Claro que apenas foi possível gerir estas práticas antagónicas porque houve um sustentado crescimento da riqueza gerada. A expansão colonial europeia ajudou. A estabilidade dos sistemas nacionais repousou ainda sobre a existência de uma classe média em alargamento, apta a alternar o seu voto entre dois grandes partidos do centro político, um mais à esquerda, outro mais à direita, consoante as vicissitudes das conjunturas interna e externa.

Mas nem tudo foram rosas neste último século e meio. Os movimentos reivindicativos de melhores condições de vida para as populações e para a generalidade dos trabalhadores foram uma constante, embora com várias intensidades e calibres. Surgiram várias esquerdas, herdeiras de experiências históricas específicas; travaram-se duas guerras terríveis em solo europeu; ocorreram revoluções na Rússia e na China; as nações europeias foram forçadas a descolonizar; o centro do sistema-mundo moveu-se do Reino Unido para os Estados Unidos da América; o capitalismo financeiro tomou as rédeas do Estado e lançou-se na globalização; as desigualdades não pararam de aumentar.

As crises que tiveram origem nos Estados Unidos e assolaram a Europa neste século são o resultado das disfunções do capitalismo financeiro “informacional” (e da sua ânsia de acumulação infinita de capital) como ordenador do mundo. A desagregação dos poderes do Estado favorecida pela globalização facilitou a mescla do trigo com o joio. As consequências estão à vista: escândalos financeiros em catadupa; paraísos fiscais que servem para branquear operações fraudulentas; administrações nacionais infiltradas pela corrupção. Basta, estamos fartos!

No meio da desconfiança generalizada que daqui resultou só por milagre o produto mundial poderia voltar a crescer tal como no século XX. As deslocalizações que beneficiaram o capital financeiro destruíram ao mesmo tempo muito do capital humano do ocidente. O nível de desemprego aumentou. E a ideologia neoliberal da competitividade e do crescimento é claramente incapaz de reduzir o desemprego a curto prazo.

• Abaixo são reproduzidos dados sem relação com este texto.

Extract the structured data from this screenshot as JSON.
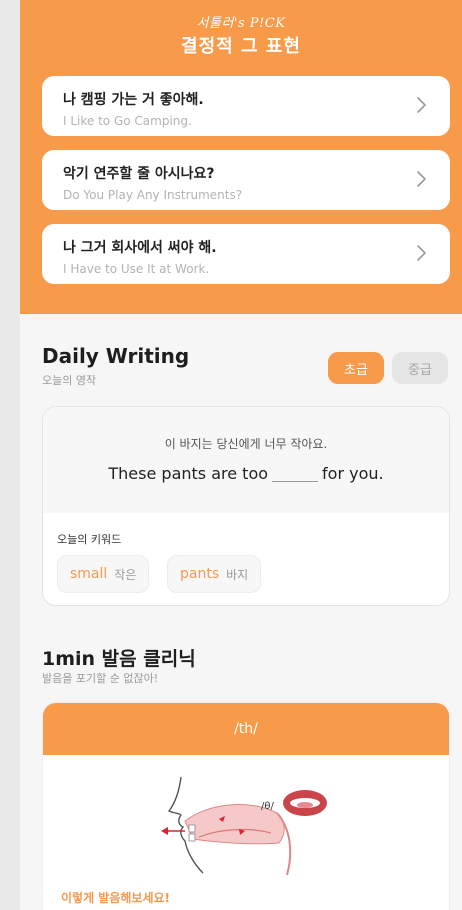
{
  "pick": {
    "brand": "서툴러's P!CK",
    "title": "결정적 그 표현",
    "phrases": [
      {
        "ko": "나 캠핑 가는 거 좋아해.",
        "en": "I Like to Go Camping."
      },
      {
        "ko": "악기 연주할 줄 아시나요?",
        "en": "Do You Play Any Instruments?"
      },
      {
        "ko": "나 그거 회사에서 써야 해.",
        "en": "I Have to Use It at Work."
      }
    ],
    "chevron_icon": "chevron-right-icon"
  },
  "daily_writing": {
    "title": "Daily Writing",
    "subtitle": "오늘의 영작",
    "levels": {
      "beginner": "초급",
      "intermediate": "중급"
    },
    "korean_sentence": "이 바지는 당신에게 너무 작아요.",
    "english_before_blank": "These pants are too",
    "english_after_blank": "for you.",
    "keyword_label": "오늘의 키워드",
    "keywords": [
      {
        "word": "small",
        "meaning": "작은"
      },
      {
        "word": "pants",
        "meaning": "바지"
      }
    ]
  },
  "pronunciation": {
    "title": "1min 발음 클리닉",
    "subtitle": "발음을 포기할 순 없잖아!",
    "sound": "/th/",
    "diagram_label": "/θ/",
    "hint": "이렇게 발음해보세요!"
  },
  "colors": {
    "accent": "#f79a4a",
    "accent_text": "#f59a50",
    "background": "#f6f6f6"
  }
}
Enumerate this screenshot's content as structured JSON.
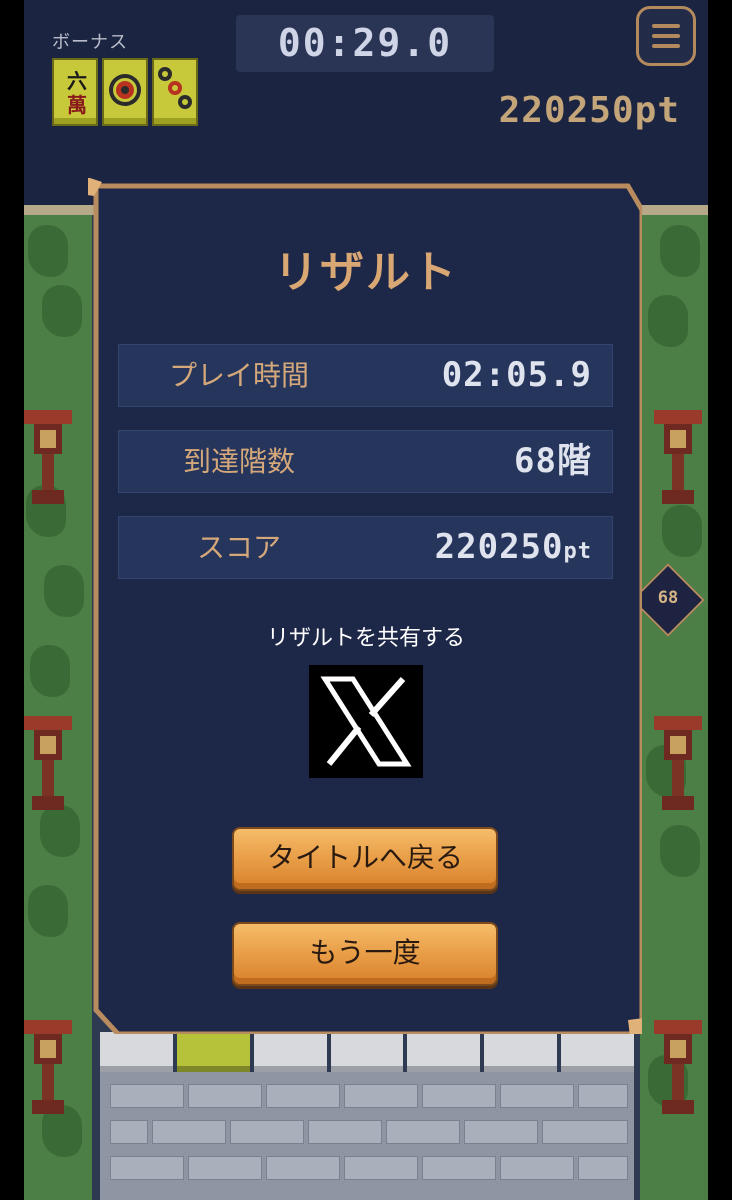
{
  "hud": {
    "bonus_label": "ボーナス",
    "bonus_tiles": [
      "six-wan-tile",
      "circle-one-tile",
      "circle-three-tile"
    ],
    "timer": "00:29.0",
    "score": "220250pt",
    "menu_icon": "hamburger-menu-icon"
  },
  "floor_marker": "68",
  "result": {
    "title": "リザルト",
    "rows": [
      {
        "label": "プレイ時間",
        "value": "02:05.9"
      },
      {
        "label": "到達階数",
        "value": "68階"
      },
      {
        "label": "スコア",
        "value": "220250",
        "unit": "pt"
      }
    ],
    "share_label": "リザルトを共有する",
    "share_icon": "x-logo-icon",
    "back_button": "タイトルへ戻る",
    "retry_button": "もう一度"
  },
  "colors": {
    "background": "#1b2440",
    "panel": "#1d2747",
    "accent": "#d8a774",
    "button": "#eaa04a",
    "tile_yellow": "#c7c93b"
  }
}
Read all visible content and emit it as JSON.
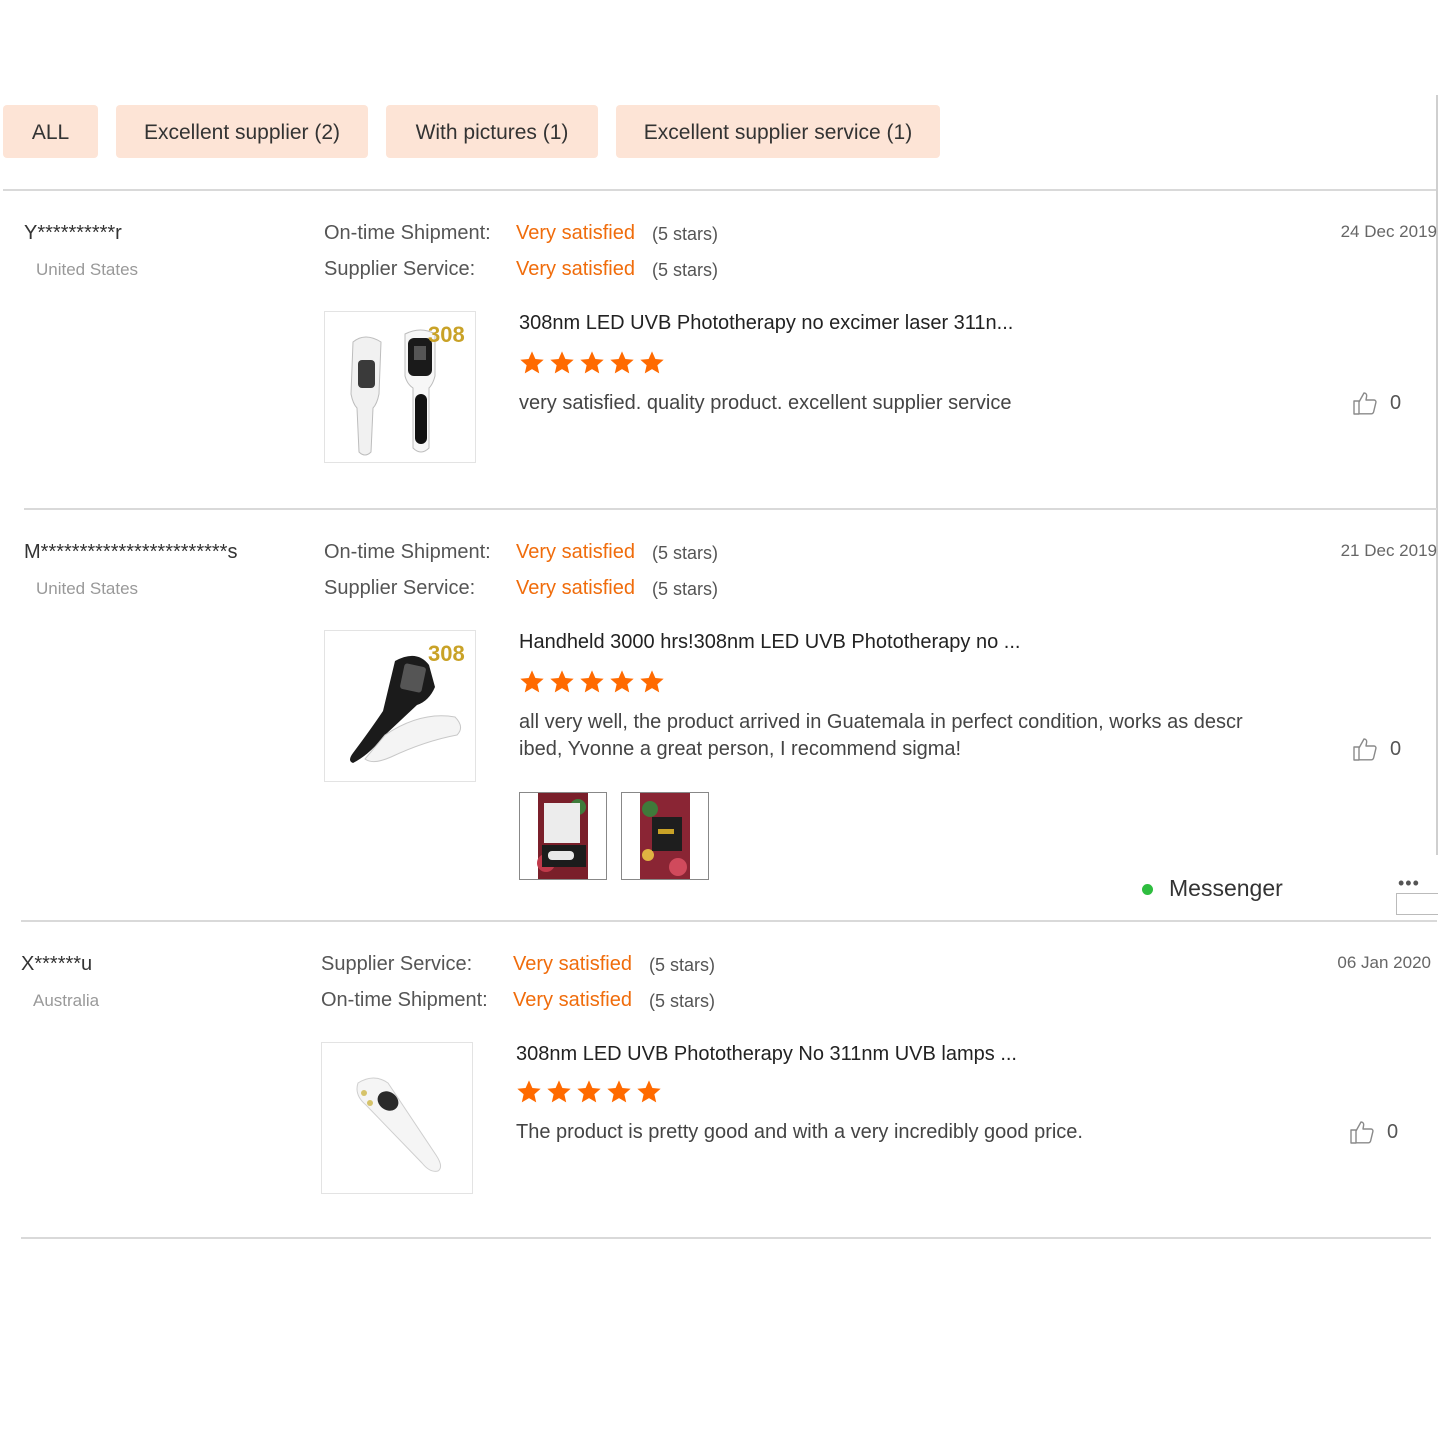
{
  "filters": [
    {
      "label": "ALL"
    },
    {
      "label": "Excellent supplier (2)"
    },
    {
      "label": "With pictures (1)"
    },
    {
      "label": "Excellent supplier service (1)"
    }
  ],
  "reviews": [
    {
      "user": "Y**********r",
      "country": "United States",
      "date": "24 Dec 2019",
      "attributes": [
        {
          "label": "On-time Shipment:",
          "value": "Very satisfied",
          "stars": "(5 stars)"
        },
        {
          "label": "Supplier Service:",
          "value": "Very satisfied",
          "stars": "(5 stars)"
        }
      ],
      "product_badge": "308",
      "product_title": "308nm LED UVB Phototherapy no excimer laser 311n...",
      "rating": 5,
      "comment": "very satisfied.  quality product.  excellent supplier service",
      "likes": "0"
    },
    {
      "user": "M************************s",
      "country": "United States",
      "date": "21 Dec 2019",
      "attributes": [
        {
          "label": "On-time Shipment:",
          "value": "Very satisfied",
          "stars": "(5 stars)"
        },
        {
          "label": "Supplier Service:",
          "value": "Very satisfied",
          "stars": "(5 stars)"
        }
      ],
      "product_badge": "308",
      "product_title": "Handheld 3000 hrs!308nm LED UVB Phototherapy no ...",
      "rating": 5,
      "comment_line1": "all very well, the product arrived in Guatemala in perfect condition, works as descr",
      "comment_line2": "ibed, Yvonne a great person, I recommend sigma!",
      "likes": "0",
      "photo_count": 2
    },
    {
      "user": "X******u",
      "country": "Australia",
      "date": "06 Jan 2020",
      "attributes": [
        {
          "label": "Supplier Service:",
          "value": "Very satisfied",
          "stars": "(5 stars)"
        },
        {
          "label": "On-time Shipment:",
          "value": "Very satisfied",
          "stars": "(5 stars)"
        }
      ],
      "product_title": "308nm LED UVB Phototherapy No 311nm UVB lamps ...",
      "rating": 5,
      "comment": "The product is pretty good and with a very incredibly good price.",
      "likes": "0"
    }
  ],
  "messenger": {
    "label": "Messenger",
    "more": "•••",
    "status_color": "#2ebd3f"
  },
  "colors": {
    "accent": "#f06c0b",
    "chip_bg": "#fde4d6",
    "star": "#ff6a00"
  },
  "icons": {
    "like": "thumbs-up-icon",
    "star": "star-icon",
    "online": "online-status-dot"
  }
}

Daí a indignação contra as políticas de austeridade: porquê reduzir o Estado-providência precisamente quando a situação económica geral piorou? E por que razão só os mais ricos ficam mais ricos? Quando parte da população cruza o limiar da pobreza, uma considerável fracção da classe média é arrastada para níveis próximos dela. Perde-se assim o estabilizador do regime – a maioria que disputava o “centro” – o que faz com o que o sistema político se torne caótico. Num recente artigo (no site do Centro Fernand Braudel) Immanuel Wallerstein discorre sobre as consequências desta deriva para os sistemas eleitorais de hoje.

A turbulência que campeia pela Europa é o prenúncio das revoltas que estão por eclodir. É tempo de avisarmos os nossos concidadãos, tal como Thomas Mann, em “Aviso à Europa” (1937):

“Em todo o humanismo há um elemento de fraqueza que vem da sua repugnância por qualquer fanatismo, da sua tolerância, e da sua inclinação para um cepticismo indulgente, numa palavra, da sua bondade natural. Mas isso pode, em certas circunstâncias, tornar-se fatal. Aquilo de que nós teríamos necessidade, hoje, seria de um humanismo militante, um humanismo que afirmasse a sua virilidade e que estivesse convencido de que os princípios da liberdade, da tolerância e do livre arbítrio não têm o direito de se deixar explorar pelo fanatismo sem vergonha dos seus inimigos.”

De todos os seus inimigos, os de dentro e os de fora. O tempo está avesso mas é o nosso. É neste tempo que se desenha o futuro. Bom Ano Novo!